Jampidsus, kata Ebenezer, mengacu hasil penghitungan Badan Pemeriksa Keuangan (BPK) yang menyebutkan adanya dua sumber kerugian negara dalam kasus tersebut. Pertama kerugian negara senilai 30,19 juta dolar AS, atau setara dengan Rp 427 miliar sepanjang 2010-2019 selama perjalanan kongsi bisnis dalam PDPDE Sumsel dan DKLN tersebut.
“Kerugian tersebut berasal dari hasil penerimaan penjualan gas dikurangi biaya operasional selama kurun waktu 2010-2019 yang seharusnya diterima oleh PDPDE Sumsel,” ujar Ebenezer. Nilai kerugian kedua, senilai 63,75 ribu atau setara Rp 909 juta, dan Rp 2,1 miliar. “Kerugian negara tersebut, merupakan setoran modal yang seharusnya tidak dibayarkan oleh PDPDE Sumsel kepada PT DKLN,” begitu sambung Ebenezer.

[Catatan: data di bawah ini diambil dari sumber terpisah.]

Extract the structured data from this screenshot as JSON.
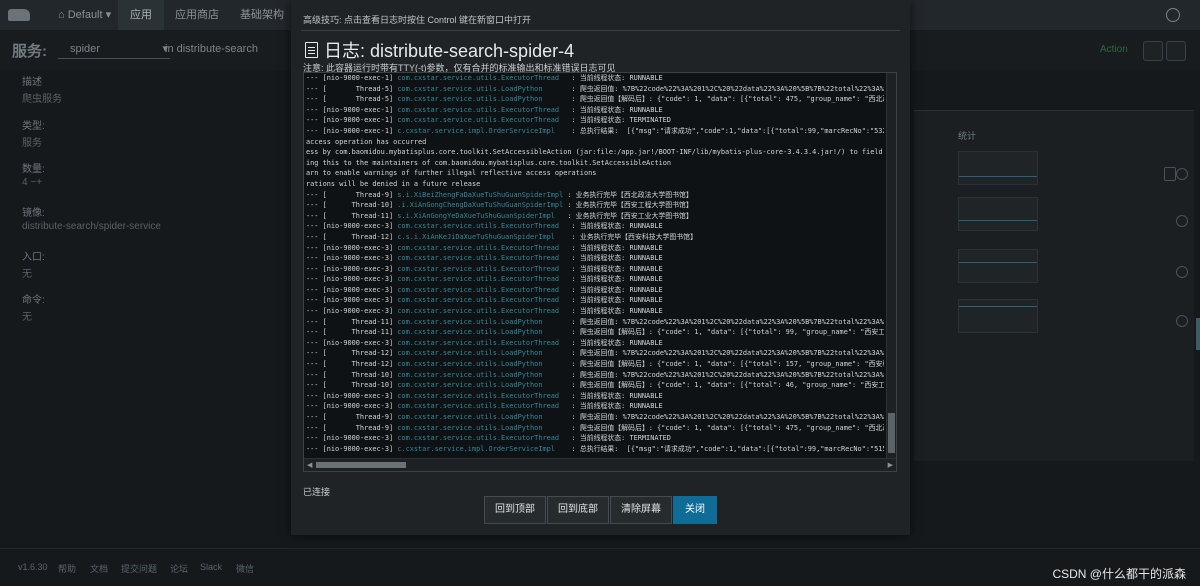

Ebenezer menambahkan, penyidik di Jampidsus yang menemukan adanya bukti pembayaran tak sah yang diterima tersangka Alex dan Muddai. “Untuk sementara nilainya, tidak bisa disebutkan karena menyangkut materi kasus,” ujar Ebenezer. Sementara ini, kata dia, terhadap empat tersangka semuanya dijerat Pasal 2 ayat (1) jo Pasal 18 UU 31/1999-20/2001 tentang Tindak Pidana Korupsi (Tipikor), dan Pasal 3 UU Tipikor.